Наблюдая происходящее в интернате, она все больше ненавидела старость – в любых ее проявлениях. Творящееся вокруг именовала «картинками с выставки». Она была моложе многих здешних поселенцев – при поступлении ей не исполнилось семидесяти. К тому же природа наградила ее отменным здоровьем, блестящей, не упускающей мелочей памятью, но главное, служащим ей крепкой опорой, незыблемым духом противоречия. Ее бунтарская натура отказывалась принимать окруживший ее в последние годы безжалостный распорядок жизни, трагические телесные несоответствия: желудочные несварения, недержания сфинктеров, вставные челюсти, игру сосудов, повсеместные треморы, прыжки давления, аритмии, тахикардии, артрозы, склерозы разных мастей и прочее, прочее. Нередко Берту посещали мысли следующего порядка: «Ладно, были бы отпущены те же восемьдесят, даже семьдесят пять, только без отвратительного телесного и мозгового распада.
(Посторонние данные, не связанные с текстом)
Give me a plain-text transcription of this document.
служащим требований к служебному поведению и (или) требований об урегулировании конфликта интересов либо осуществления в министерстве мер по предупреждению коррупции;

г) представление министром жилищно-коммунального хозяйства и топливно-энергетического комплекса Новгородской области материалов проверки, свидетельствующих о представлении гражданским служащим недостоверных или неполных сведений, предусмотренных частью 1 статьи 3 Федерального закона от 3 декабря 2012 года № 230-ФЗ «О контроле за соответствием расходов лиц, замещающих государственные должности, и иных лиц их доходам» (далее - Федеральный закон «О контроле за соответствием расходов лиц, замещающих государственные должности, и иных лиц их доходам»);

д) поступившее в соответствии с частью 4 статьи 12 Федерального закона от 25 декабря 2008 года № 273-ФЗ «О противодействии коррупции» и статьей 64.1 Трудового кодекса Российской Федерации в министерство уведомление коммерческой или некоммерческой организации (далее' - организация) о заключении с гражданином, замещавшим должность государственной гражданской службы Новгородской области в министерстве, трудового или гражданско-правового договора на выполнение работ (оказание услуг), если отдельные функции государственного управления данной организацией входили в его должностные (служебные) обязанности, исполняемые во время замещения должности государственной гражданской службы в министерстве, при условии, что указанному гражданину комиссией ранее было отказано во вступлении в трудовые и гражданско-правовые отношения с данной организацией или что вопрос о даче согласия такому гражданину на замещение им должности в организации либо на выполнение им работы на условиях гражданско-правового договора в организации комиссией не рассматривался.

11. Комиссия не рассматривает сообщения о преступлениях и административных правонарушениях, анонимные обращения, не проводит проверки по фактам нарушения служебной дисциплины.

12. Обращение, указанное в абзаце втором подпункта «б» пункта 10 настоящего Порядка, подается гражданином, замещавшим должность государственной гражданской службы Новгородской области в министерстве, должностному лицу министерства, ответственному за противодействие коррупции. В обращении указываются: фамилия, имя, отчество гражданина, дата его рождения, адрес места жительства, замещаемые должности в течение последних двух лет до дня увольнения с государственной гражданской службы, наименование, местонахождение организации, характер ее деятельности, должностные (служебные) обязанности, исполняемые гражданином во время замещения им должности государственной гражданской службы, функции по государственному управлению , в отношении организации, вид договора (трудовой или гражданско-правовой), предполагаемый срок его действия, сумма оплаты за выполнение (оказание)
Зачем Высшим Силам понадобился столь пошлый, циничный эрзац-маскарад со сменой молодой свежей оболочки на дряхлеюще-подтекающую? Однако распад тела не самое страшное, – все больше укреплялась в выводах Берта, – закостенелость мозга, неспособность воспринимать веяния нового времени и вечное брюзжание по любому поводу – вот самое отвратительное». Ей был гадок зависший под потолком этой бывшей усадьбы, зудящий с утра до вечера ропот в сторону теперешних времен. Она отдавала себе отчет, что неприятие ею заката жизни противоречит Божественному замыслу, но Берта не страшилась быть еретичкой. Она предпочитала бросать вызов – всегда. «Смирение» являлось одним из ненавистных для нее слов. Рядом со «смирением» с годами пристроилось, безнадежно уронив воображаемые плечи и голову, словосочетание «жизненный опыт».
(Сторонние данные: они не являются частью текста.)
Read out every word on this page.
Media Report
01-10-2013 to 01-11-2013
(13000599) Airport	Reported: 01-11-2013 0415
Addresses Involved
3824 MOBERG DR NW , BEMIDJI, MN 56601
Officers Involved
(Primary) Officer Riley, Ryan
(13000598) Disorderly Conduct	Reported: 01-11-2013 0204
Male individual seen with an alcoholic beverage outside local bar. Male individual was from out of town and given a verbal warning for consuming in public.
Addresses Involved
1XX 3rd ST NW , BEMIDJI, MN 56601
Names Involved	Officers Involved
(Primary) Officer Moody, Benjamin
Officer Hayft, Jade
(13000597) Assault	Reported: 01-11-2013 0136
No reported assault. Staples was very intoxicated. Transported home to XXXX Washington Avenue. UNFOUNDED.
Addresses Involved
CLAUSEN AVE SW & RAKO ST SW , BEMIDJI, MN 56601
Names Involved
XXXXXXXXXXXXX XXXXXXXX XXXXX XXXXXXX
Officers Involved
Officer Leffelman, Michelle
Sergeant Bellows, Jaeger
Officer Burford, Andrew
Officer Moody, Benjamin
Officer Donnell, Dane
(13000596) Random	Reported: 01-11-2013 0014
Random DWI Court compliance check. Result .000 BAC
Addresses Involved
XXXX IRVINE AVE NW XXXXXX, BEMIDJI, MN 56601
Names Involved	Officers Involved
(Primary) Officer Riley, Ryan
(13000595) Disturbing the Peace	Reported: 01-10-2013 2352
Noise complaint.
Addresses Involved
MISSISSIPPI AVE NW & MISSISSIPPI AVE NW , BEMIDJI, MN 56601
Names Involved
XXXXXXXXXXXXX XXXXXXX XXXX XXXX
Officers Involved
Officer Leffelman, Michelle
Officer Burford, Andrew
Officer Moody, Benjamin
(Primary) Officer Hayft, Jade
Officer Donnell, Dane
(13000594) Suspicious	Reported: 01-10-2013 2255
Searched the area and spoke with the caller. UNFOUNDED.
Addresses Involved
Когда кто-либо из обитателей интерната заикался при ней о бесценном опыте прожитых лет, она, как правило, злорадно смеялась в лицо говорящему, а то и демонстративно плевала себе под ноги, провозглашая примерно следующее: «Упавшему на четвереньки остается тешить себя былым прямостоянием». Разномастные деятели культуры, оскорбленные ею таким нещадным образом, не отваживались вступать с ней в дебаты, позволяя себе всего-то покрутить пальцем у виска за ее спиной.

Сама же она с благоговением и трепетом лелеяла в сердце только память о тетке, сыгранные роли и сюжеты ослепительно прекрасных снов, где была вечно молода.

Но… здесь непременно напрашивается ремарка.

Было, конечно, было еще кое-что в молодых закоулках ее памяти: щемящее, остро будоражащее кровь – нечто невообразимо бесценное, главное, – хранящееся в самых потаенных глубинах души. Эту трепетно оберегаемую драгоценность Берта извлекала из душевных лабиринтов в редчайших случаях, всегда без посторонних глаз, непременно в одиночестве. И хрустальная святыня эта, уж точно, не имела отношения к ржавому, как она считала, металлолому (нередко и вправду скучнейше-ординарного и бесполезного) житейского опыта.